Reviewed by Colin Jacobson (September 9, 2020)
Adapted from a novella by Stephen King, 1985’s Silver Bullet takes us to the small Maine town of Tarker’s Mills. Set in the spring of 1976, a series of brutal murders disrupts the quiet community.
While Sheriff Joe Haller (Terry O’Quinn) deals with an investigation, wheelchair-bound young Marty Coslaw (Corey Haim) goes through his own close encounter with the culprit. He manages to inflict harm on the attacker’s eye and he escapes.
Marty claims a werewolf assaulted him, and along with teen sister Jane (Megan Follows), he begins a search for a local with a damaged eye. Marty, Jane and their drunk Uncle Red (Gary Busey) go down a dangerous path as they attempt to stop the brutal violence.
King might’ve written the screenplay and based it on his own work, but Bullet feels like some weird half-assed attempt to make a Spielberg movie. Despite the horror motif, the emphasis on Marty throws off a serious ET the Extra-Terrestrial vibe, for instance.
In addition, expect Bullet to “borrow” massive globs of Jaws. A confrontation between a grieving parent and Sheriff Haller completely rips off the scene between Mrs.
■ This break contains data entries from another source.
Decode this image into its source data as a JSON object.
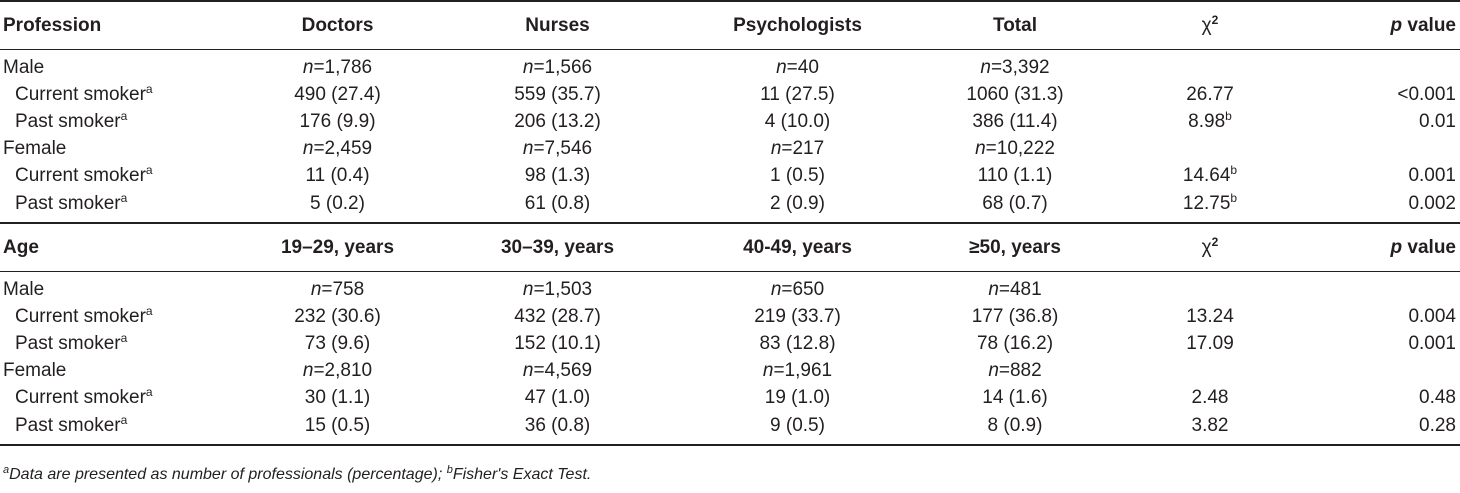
{
  "sections": [
    {
      "header": [
        "Profession",
        "Doctors",
        "Nurses",
        "Psychologists",
        "Total",
        "χ",
        "p value"
      ],
      "chi_sup": "2",
      "groups": [
        {
          "label": "Male",
          "n_prefix": "n",
          "n": [
            "=1,786",
            "=1,566",
            "=40",
            "=3,392"
          ],
          "rows": [
            {
              "label": "Current smoker",
              "label_sup": "a",
              "cells": [
                "490 (27.4)",
                "559 (35.7)",
                "11 (27.5)",
                "1060 (31.3)"
              ],
              "chi": "26.77",
              "chi_sup": "",
              "p": "<0.001"
            },
            {
              "label": "Past smoker",
              "label_sup": "a",
              "cells": [
                "176 (9.9)",
                "206 (13.2)",
                "4 (10.0)",
                "386 (11.4)"
              ],
              "chi": "8.98",
              "chi_sup": "b",
              "p": "0.01"
            }
          ]
        },
        {
          "label": "Female",
          "n_prefix": "n",
          "n": [
            "=2,459",
            "=7,546",
            "=217",
            "=10,222"
          ],
          "rows": [
            {
              "label": "Current smoker",
              "label_sup": "a",
              "cells": [
                "11 (0.4)",
                "98 (1.3)",
                "1 (0.5)",
                "110 (1.1)"
              ],
              "chi": "14.64",
              "chi_sup": "b",
              "p": "0.001"
            },
            {
              "label": "Past smoker",
              "label_sup": "a",
              "cells": [
                "5 (0.2)",
                "61 (0.8)",
                "2 (0.9)",
                "68 (0.7)"
              ],
              "chi": "12.75",
              "chi_sup": "b",
              "p": "0.002"
            }
          ]
        }
      ]
    },
    {
      "header": [
        "Age",
        "19–29, years",
        "30–39, years",
        "40-49, years",
        "≥50, years",
        "χ",
        "p value"
      ],
      "chi_sup": "2",
      "groups": [
        {
          "label": "Male",
          "n_prefix": "n",
          "n": [
            "=758",
            "=1,503",
            "=650",
            "=481"
          ],
          "rows": [
            {
              "label": "Current smoker",
              "label_sup": "a",
              "cells": [
                "232 (30.6)",
                "432 (28.7)",
                "219 (33.7)",
                "177 (36.8)"
              ],
              "chi": "13.24",
              "chi_sup": "",
              "p": "0.004"
            },
            {
              "label": "Past smoker",
              "label_sup": "a",
              "cells": [
                "73 (9.6)",
                "152 (10.1)",
                "83 (12.8)",
                "78 (16.2)"
              ],
              "chi": "17.09",
              "chi_sup": "",
              "p": "0.001"
            }
          ]
        },
        {
          "label": "Female",
          "n_prefix": "n",
          "n": [
            "=2,810",
            "=4,569",
            "=1,961",
            "=882"
          ],
          "rows": [
            {
              "label": "Current smoker",
              "label_sup": "a",
              "cells": [
                "30 (1.1)",
                "47 (1.0)",
                "19 (1.0)",
                "14 (1.6)"
              ],
              "chi": "2.48",
              "chi_sup": "",
              "p": "0.48"
            },
            {
              "label": "Past smoker",
              "label_sup": "a",
              "cells": [
                "15 (0.5)",
                "36 (0.8)",
                "9 (0.5)",
                "8 (0.9)"
              ],
              "chi": "3.82",
              "chi_sup": "",
              "p": "0.28"
            }
          ]
        }
      ]
    }
  ],
  "footnote": {
    "marker_a": "a",
    "text_a": "Data are presented as number of professionals (percentage); ",
    "marker_b": "b",
    "text_b": "Fisher's Exact Test."
  }
}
Kintner and Brody, and the score even offers hints of John Williams’ legendary theme at times.
Toss in ample reflections of prior werewolf movies and Bullet lacks even a hint of originality. It feels like a loose collection of influences without much real purpose of its own.
If Bullet managed decent entertainment value, I might not mind its derivative nature so much. Unfortunately, this becomes an awkward mix of scenes that feels too campy to scare but not quite campy enough for “so bad it’s good” material.
Though Bullet really does go down the silly side of the street a lot of the time. The choice to make Marty a paraplegic screams “plot device”, and then the decision to give him a turbo-charged wheelchair falls into the same path.
Basically King creates obstacles in the pursuit of tension, but then he finds “outs” for these as well. This feels like tacky storytelling, as those involved can’t be bothered to come up with logical rationales for much of anything.
With Busey in the lead, the adult castmembers overact a storm, whereas the kids underplay their parts too much. The differing styles emphasize the movie's theme that the kids know better than their elders, but the two sides feel too different for them to connect as needed.
There’s nothing wrong with the film’s underlying plot, as the werewolf theme always comes with potential. Too bad the final product offers a goofy, scare-free tale.